FUTURES: AFIA, as part of a coalition of over 20 organizations, sent a letter to the Commodity Futures Trading Commission regarding the Commission’s efforts to enhance futures customer protections. The capital charge and residual interest provisions of this rule will have the opposite impact as previously expected—if adopted, customers will be exposed to significantly greater financial risk.
If adopted as proposed, many producers who use futures directly will be discouraged from using futures markets to hedge their production risk due to the significantly increased funding requirements of pre-margining—perhaps nearly double the amounts currently required—therefore many small agribusiness hedgers will be forced to consider alternative risk management tools.

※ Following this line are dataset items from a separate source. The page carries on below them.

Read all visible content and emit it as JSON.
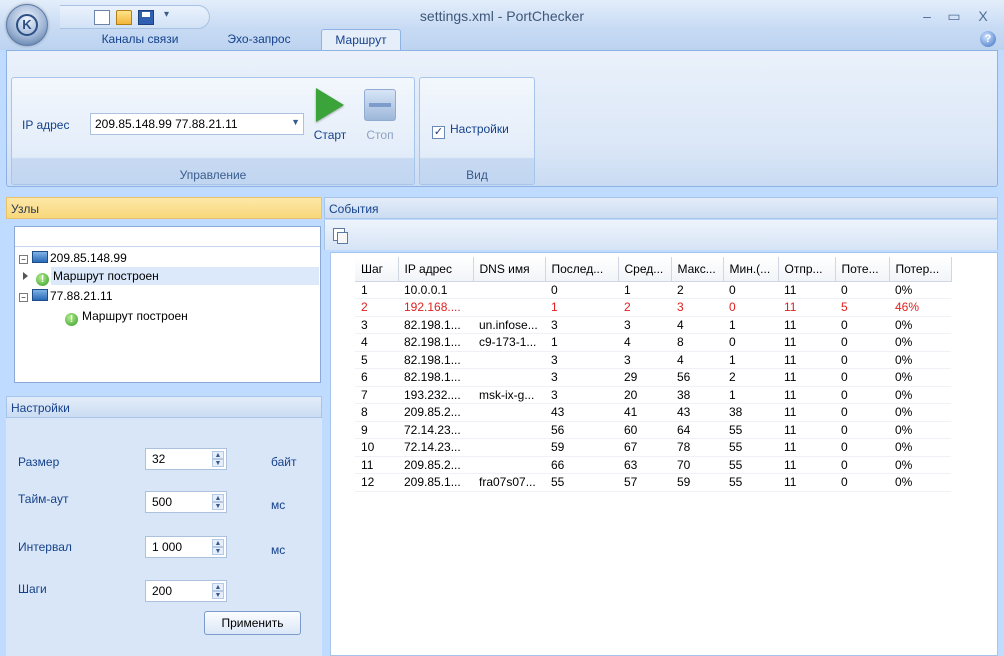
{
  "window": {
    "title": "settings.xml - PortChecker",
    "minimize": "–",
    "maximize": "▭",
    "close": "X"
  },
  "qat": {
    "more": "▾"
  },
  "tabs": [
    {
      "label": "Каналы связи"
    },
    {
      "label": "Эхо-запрос"
    },
    {
      "label": "Маршрут"
    }
  ],
  "ribbon": {
    "control": {
      "label": "Управление",
      "ip_label": "IP адрес",
      "ip_value": "209.85.148.99 77.88.21.11",
      "start_label": "Старт",
      "stop_label": "Стоп"
    },
    "view": {
      "label": "Вид",
      "settings_checkbox": "Настройки",
      "settings_checked": true
    }
  },
  "nodes": {
    "title": "Узлы",
    "items": [
      {
        "host": "209.85.148.99",
        "status": "Маршрут построен"
      },
      {
        "host": "77.88.21.11",
        "status": "Маршрут построен"
      }
    ],
    "expander": "−"
  },
  "settings": {
    "title": "Настройки",
    "fields": [
      {
        "label": "Размер",
        "value": "32",
        "unit": "байт"
      },
      {
        "label": "Тайм-аут",
        "value": "500",
        "unit": "мс"
      },
      {
        "label": "Интервал",
        "value": "1 000",
        "unit": "мс"
      },
      {
        "label": "Шаги",
        "value": "200",
        "unit": ""
      }
    ],
    "apply_label": "Применить"
  },
  "events": {
    "title": "События",
    "columns": [
      "Шаг",
      "IP адрес",
      "DNS имя",
      "Послед...",
      "Сред...",
      "Макс...",
      "Мин.(...",
      "Отпр...",
      "Поте...",
      "Потер..."
    ],
    "rows": [
      [
        "1",
        "10.0.0.1",
        "",
        "0",
        "1",
        "2",
        "0",
        "11",
        "0",
        "0%"
      ],
      [
        "2",
        "192.168....",
        "",
        "1",
        "2",
        "3",
        "0",
        "11",
        "5",
        "46%"
      ],
      [
        "3",
        "82.198.1...",
        "un.infose...",
        "3",
        "3",
        "4",
        "1",
        "11",
        "0",
        "0%"
      ],
      [
        "4",
        "82.198.1...",
        "c9-173-1...",
        "1",
        "4",
        "8",
        "0",
        "11",
        "0",
        "0%"
      ],
      [
        "5",
        "82.198.1...",
        "",
        "3",
        "3",
        "4",
        "1",
        "11",
        "0",
        "0%"
      ],
      [
        "6",
        "82.198.1...",
        "",
        "3",
        "29",
        "56",
        "2",
        "11",
        "0",
        "0%"
      ],
      [
        "7",
        "193.232....",
        "msk-ix-g...",
        "3",
        "20",
        "38",
        "1",
        "11",
        "0",
        "0%"
      ],
      [
        "8",
        "209.85.2...",
        "",
        "43",
        "41",
        "43",
        "38",
        "11",
        "0",
        "0%"
      ],
      [
        "9",
        "72.14.23...",
        "",
        "56",
        "60",
        "64",
        "55",
        "11",
        "0",
        "0%"
      ],
      [
        "10",
        "72.14.23...",
        "",
        "59",
        "67",
        "78",
        "55",
        "11",
        "0",
        "0%"
      ],
      [
        "11",
        "209.85.2...",
        "",
        "66",
        "63",
        "70",
        "55",
        "11",
        "0",
        "0%"
      ],
      [
        "12",
        "209.85.1...",
        "fra07s07...",
        "55",
        "57",
        "59",
        "55",
        "11",
        "0",
        "0%"
      ]
    ],
    "loss_row_color": "#e02020"
  },
  "colors": {
    "accent": "#15428b",
    "ribbon_bg": "#dbe7f7",
    "nodes_header": "#f8d77a",
    "ok_green": "#2f9b2b"
  }
}
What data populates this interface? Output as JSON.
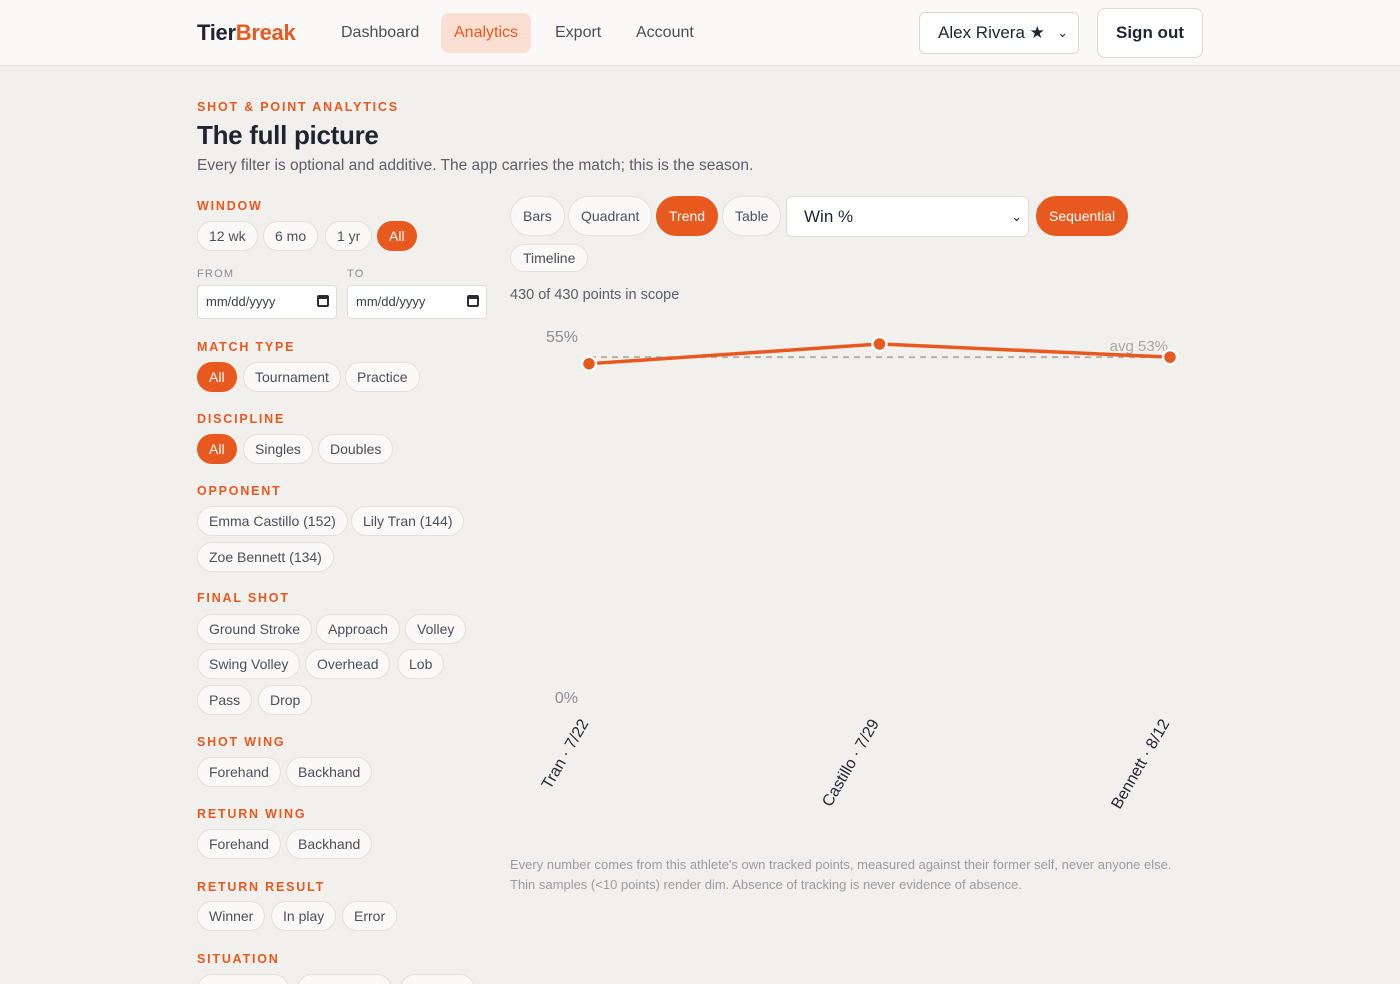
{
  "header": {
    "brand_part1": "Tier",
    "brand_part2": "Break",
    "nav": [
      "Dashboard",
      "Analytics",
      "Export",
      "Account"
    ],
    "active_nav": "Analytics",
    "user": "Alex Rivera ★",
    "sign_out": "Sign out"
  },
  "page": {
    "eyebrow": "SHOT & POINT ANALYTICS",
    "title": "The full picture",
    "subtitle": "Every filter is optional and additive. The app carries the match; this is the season."
  },
  "filters": {
    "window": {
      "label": "WINDOW",
      "options": [
        "12 wk",
        "6 mo",
        "1 yr",
        "All"
      ],
      "selected": "All"
    },
    "from_label": "FROM",
    "to_label": "TO",
    "date_placeholder": "mm/dd/yyyy",
    "match_type": {
      "label": "MATCH TYPE",
      "options": [
        "All",
        "Tournament",
        "Practice"
      ],
      "selected": "All"
    },
    "discipline": {
      "label": "DISCIPLINE",
      "options": [
        "All",
        "Singles",
        "Doubles"
      ],
      "selected": "All"
    },
    "opponent": {
      "label": "OPPONENT",
      "options": [
        "Emma Castillo (152)",
        "Lily Tran (144)",
        "Zoe Bennett (134)"
      ]
    },
    "final_shot": {
      "label": "FINAL SHOT",
      "options": [
        "Ground Stroke",
        "Approach",
        "Volley",
        "Swing Volley",
        "Overhead",
        "Lob",
        "Pass",
        "Drop"
      ]
    },
    "shot_wing": {
      "label": "SHOT WING",
      "options": [
        "Forehand",
        "Backhand"
      ]
    },
    "return_wing": {
      "label": "RETURN WING",
      "options": [
        "Forehand",
        "Backhand"
      ]
    },
    "return_result": {
      "label": "RETURN RESULT",
      "options": [
        "Winner",
        "In play",
        "Error"
      ]
    },
    "situation": {
      "label": "SITUATION"
    }
  },
  "view": {
    "tabs": [
      "Bars",
      "Quadrant",
      "Trend",
      "Table"
    ],
    "active_tab": "Trend",
    "metric": "Win %",
    "palette": "Sequential",
    "timeline": "Timeline",
    "scope": "430 of 430 points in scope"
  },
  "chart_data": {
    "type": "line",
    "x": [
      "Tran · 7/22",
      "Castillo · 7/29",
      "Bennett · 8/12"
    ],
    "series": [
      {
        "values": [
          52,
          55,
          53
        ]
      }
    ],
    "ylim": [
      0,
      55
    ],
    "y_ticks": [
      "0%",
      "55%"
    ],
    "avg_label": "avg 53%",
    "avg_value": 53,
    "colors": {
      "line": "#e8591f",
      "avg": "#b5b1ab"
    }
  },
  "footnote": "Every number comes from this athlete's own tracked points, measured against their former self, never anyone else. Thin samples (<10 points) render dim. Absence of tracking is never evidence of absence.",
  "colors": {
    "accent": "#e8591f",
    "background": "#f2f0ec"
  }
}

COMBUSTIBLE DUST: AFIA re-joined the coalition of industry trade associations that filed a legal challenge against the Occupational Safety and Health Administration over its inclusion of new language on combustible dust in its revised hazard communication standard.
AFIA tried discussing settlement options with OSHA but they were unsuccessful. The next course of action was to re-join the lawsuit. The cost of these rules, if enacted as written, would be of great consequence to the feed and grain industries.

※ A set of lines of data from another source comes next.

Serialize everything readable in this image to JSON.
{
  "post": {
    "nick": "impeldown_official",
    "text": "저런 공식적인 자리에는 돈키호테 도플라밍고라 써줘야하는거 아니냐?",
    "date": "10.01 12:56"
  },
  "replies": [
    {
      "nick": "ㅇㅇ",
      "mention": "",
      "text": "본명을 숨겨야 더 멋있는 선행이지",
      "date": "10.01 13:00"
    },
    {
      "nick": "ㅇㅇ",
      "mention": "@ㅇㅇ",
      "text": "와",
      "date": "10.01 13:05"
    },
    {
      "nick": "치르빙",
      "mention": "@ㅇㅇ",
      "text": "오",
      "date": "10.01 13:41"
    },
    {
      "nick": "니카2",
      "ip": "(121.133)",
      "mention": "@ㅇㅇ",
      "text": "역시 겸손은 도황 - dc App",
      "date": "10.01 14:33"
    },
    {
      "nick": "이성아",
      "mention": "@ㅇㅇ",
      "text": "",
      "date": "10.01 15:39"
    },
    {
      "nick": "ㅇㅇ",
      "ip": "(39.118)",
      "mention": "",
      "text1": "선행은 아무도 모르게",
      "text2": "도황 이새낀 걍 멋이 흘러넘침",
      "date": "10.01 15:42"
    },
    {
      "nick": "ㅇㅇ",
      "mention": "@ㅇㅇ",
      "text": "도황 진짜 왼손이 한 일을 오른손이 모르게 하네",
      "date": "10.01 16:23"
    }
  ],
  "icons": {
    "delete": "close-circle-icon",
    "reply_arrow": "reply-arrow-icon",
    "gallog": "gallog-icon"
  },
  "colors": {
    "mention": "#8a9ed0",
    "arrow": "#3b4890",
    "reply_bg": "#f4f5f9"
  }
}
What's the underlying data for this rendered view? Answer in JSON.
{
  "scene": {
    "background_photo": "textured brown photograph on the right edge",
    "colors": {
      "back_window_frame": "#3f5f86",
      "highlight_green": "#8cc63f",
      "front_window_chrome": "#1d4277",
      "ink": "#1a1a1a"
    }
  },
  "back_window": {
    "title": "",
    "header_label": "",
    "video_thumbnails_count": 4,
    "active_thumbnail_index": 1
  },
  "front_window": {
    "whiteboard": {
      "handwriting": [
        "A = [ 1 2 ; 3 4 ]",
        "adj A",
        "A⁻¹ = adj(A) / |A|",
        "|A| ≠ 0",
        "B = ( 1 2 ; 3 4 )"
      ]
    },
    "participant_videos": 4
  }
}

THIRD-PARTY: AFIA announced a partnership with the Safe Quality Food Institute to move the administration of the Safe Feed/Safe Food Certification Program and the Pet Food Manufacturing Facility/Ingredient Facility Certification programs to SQFI.
Certified facilities will now have a larger choice of certification bodies, use of SQFI’s programs to reduce multi-program requirements as well as have the opportunity to use a Global Food Safety Initiative-benchmarked program.
Aug. & Jan.
CIVIL PENALTIES: More than 20 Minnesota companies sent a letter to the Minnesota Commissioner of Agriculture supporting the 1999 compromise between industry and AAFCO, which supported putting civil monetary penalties into the AAFCO Enforcement Guidelines for states but not in the AAFCO Model Bill.

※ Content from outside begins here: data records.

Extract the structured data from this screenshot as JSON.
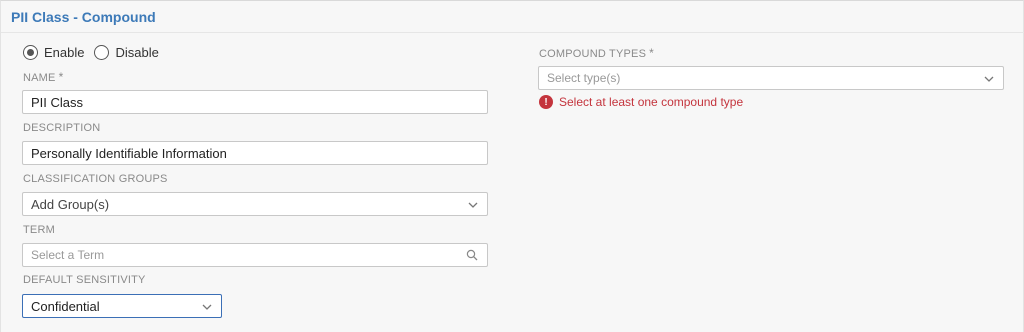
{
  "title": "PII Class - Compound",
  "status": {
    "enable_label": "Enable",
    "disable_label": "Disable",
    "selected": "enable"
  },
  "fields": {
    "name": {
      "label": "NAME",
      "required_mark": "*",
      "value": "PII Class"
    },
    "description": {
      "label": "DESCRIPTION",
      "value": "Personally Identifiable Information"
    },
    "classification_groups": {
      "label": "CLASSIFICATION GROUPS",
      "value": "Add Group(s)"
    },
    "term": {
      "label": "TERM",
      "placeholder": "Select a Term"
    },
    "default_sensitivity": {
      "label": "DEFAULT SENSITIVITY",
      "value": "Confidential"
    },
    "compound_types": {
      "label": "COMPOUND TYPES",
      "required_mark": "*",
      "placeholder": "Select type(s)",
      "error": "Select at least one compound type",
      "error_icon": "!"
    }
  },
  "colors": {
    "title": "#3d7ab8",
    "error": "#c4343d",
    "focus_border": "#3b6fb6"
  }
}
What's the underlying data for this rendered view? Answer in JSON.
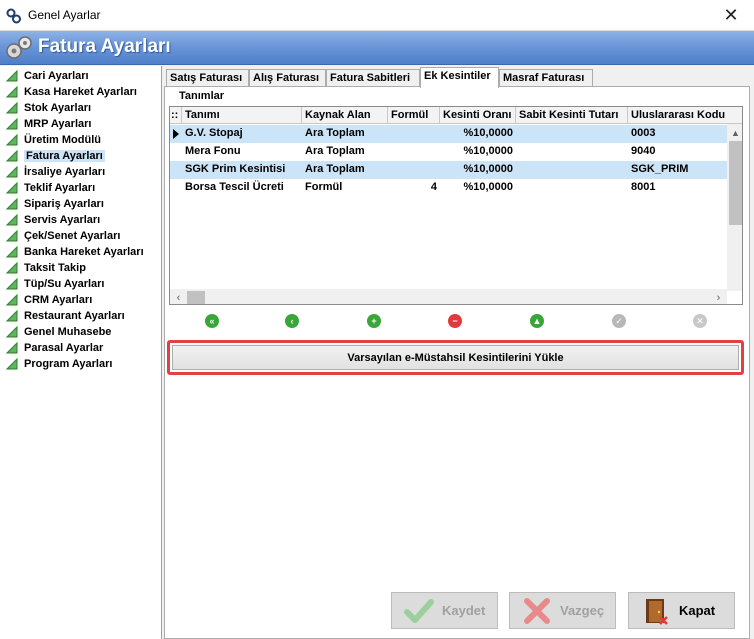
{
  "window": {
    "title": "Genel Ayarlar",
    "close_glyph": "✕"
  },
  "header": {
    "title": "Fatura Ayarları",
    "icon": "gears-icon"
  },
  "sidebar": {
    "items": [
      {
        "label": "Cari Ayarları"
      },
      {
        "label": "Kasa Hareket Ayarları"
      },
      {
        "label": "Stok Ayarları"
      },
      {
        "label": "MRP Ayarları"
      },
      {
        "label": "Üretim Modülü"
      },
      {
        "label": "Fatura Ayarları",
        "active": true
      },
      {
        "label": "İrsaliye Ayarları"
      },
      {
        "label": "Teklif Ayarları"
      },
      {
        "label": "Sipariş Ayarları"
      },
      {
        "label": "Servis Ayarları"
      },
      {
        "label": "Çek/Senet Ayarları"
      },
      {
        "label": "Banka Hareket Ayarları"
      },
      {
        "label": "Taksit Takip"
      },
      {
        "label": "Tüp/Su Ayarları"
      },
      {
        "label": "CRM Ayarları"
      },
      {
        "label": "Restaurant Ayarları"
      },
      {
        "label": "Genel Muhasebe"
      },
      {
        "label": "Parasal Ayarlar"
      },
      {
        "label": "Program Ayarları"
      }
    ]
  },
  "tabs": [
    {
      "label": "Satış Faturası"
    },
    {
      "label": "Alış Faturası"
    },
    {
      "label": "Fatura Sabitleri"
    },
    {
      "label": "Ek Kesintiler",
      "active": true
    },
    {
      "label": "Masraf Faturası"
    }
  ],
  "group": {
    "label": "Tanımlar"
  },
  "grid": {
    "corner": "::",
    "columns": [
      "Tanımı",
      "Kaynak Alan",
      "Formül",
      "Kesinti Oranı",
      "Sabit Kesinti Tutarı",
      "Uluslararası Kodu"
    ],
    "rows": [
      {
        "tanimi": "G.V. Stopaj",
        "kaynak": "Ara Toplam",
        "formul": "",
        "oran": "%10,0000",
        "sabit": "",
        "kod": "0003",
        "selected": true,
        "current": true
      },
      {
        "tanimi": "Mera Fonu",
        "kaynak": "Ara Toplam",
        "formul": "",
        "oran": "%10,0000",
        "sabit": "",
        "kod": "9040"
      },
      {
        "tanimi": "SGK Prim Kesintisi",
        "kaynak": "Ara Toplam",
        "formul": "",
        "oran": "%10,0000",
        "sabit": "",
        "kod": "SGK_PRIM",
        "selected": true
      },
      {
        "tanimi": "Borsa Tescil Ücreti",
        "kaynak": "Formül",
        "formul": "4",
        "oran": "%10,0000",
        "sabit": "",
        "kod": "8001"
      }
    ]
  },
  "navigator": {
    "buttons": [
      {
        "name": "first-record-icon",
        "glyph": "«",
        "color": "#3aa63a"
      },
      {
        "name": "prev-record-icon",
        "glyph": "‹",
        "color": "#3aa63a"
      },
      {
        "name": "add-record-icon",
        "glyph": "+",
        "color": "#3aa63a"
      },
      {
        "name": "delete-record-icon",
        "glyph": "−",
        "color": "#e03b3b"
      },
      {
        "name": "edit-record-icon",
        "glyph": "▲",
        "color": "#3aa63a"
      },
      {
        "name": "post-record-icon",
        "glyph": "✓",
        "color": "#b8b8b8"
      },
      {
        "name": "cancel-record-icon",
        "glyph": "✕",
        "color": "#c8c8c8"
      }
    ]
  },
  "load_button": {
    "label": "Varsayılan e-Müstahsil Kesintilerini Yükle"
  },
  "buttons": {
    "save": {
      "label": "Kaydet",
      "disabled": true
    },
    "cancel": {
      "label": "Vazgeç",
      "disabled": true
    },
    "close": {
      "label": "Kapat",
      "disabled": false
    }
  },
  "colors": {
    "header_blue": "#4f7fc9",
    "selection": "#cce4f7",
    "highlight_red": "#e24141"
  }
}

While the process continues to move forward at AAFCO, AFIA continues to represent the industry’s interests in supporting the 1999 compromise. AFIA will not support drastic changes in feed laws such as encouraging states to adopt civil penalties when other enforcement mechanisms could be sufficient. Unfortunately, AAFCO did add civil monetary penalties to the AAFCO Model Bill. The Minnesota Commissioner’s office has told AFIA it is not pursuing civil penalties for feed in the state legislature.
August
IMMIGRATION: AFIA and nearly 100 other companies and organizations encouraged House Speaker John Boehner (R-Ohio) and House Minority Leader Nancy Pelosi (D-Calif.) to support passage of immigration legislation to address the labor crisis facing American agriculture.
To date, the House has opted to ignore the Senate-passed comprehensive bill in favor of a series of reform bills.  House leadership has declared immigration reform a priority and has promised “principles and standards” that will govern GOP reform efforts. AFIA will continue to advocate for immigration reform that addresses the needs of American agriculture.
FARM BILL: AFIA and nearly 50 other organizations sent a letter to Senate and House Agriculture committee’s leadership urging support for the inclusions of the Farm Animal Integrated Research Initiative in the farm bill.
FAIR represents and important opportunity to advance critical priorities in the area of animal science. FAIR’s three key focal areas include: food security, one health and stewardship. Continued research and support will help AFIA members address the need to feed the growing population. This effort was successful.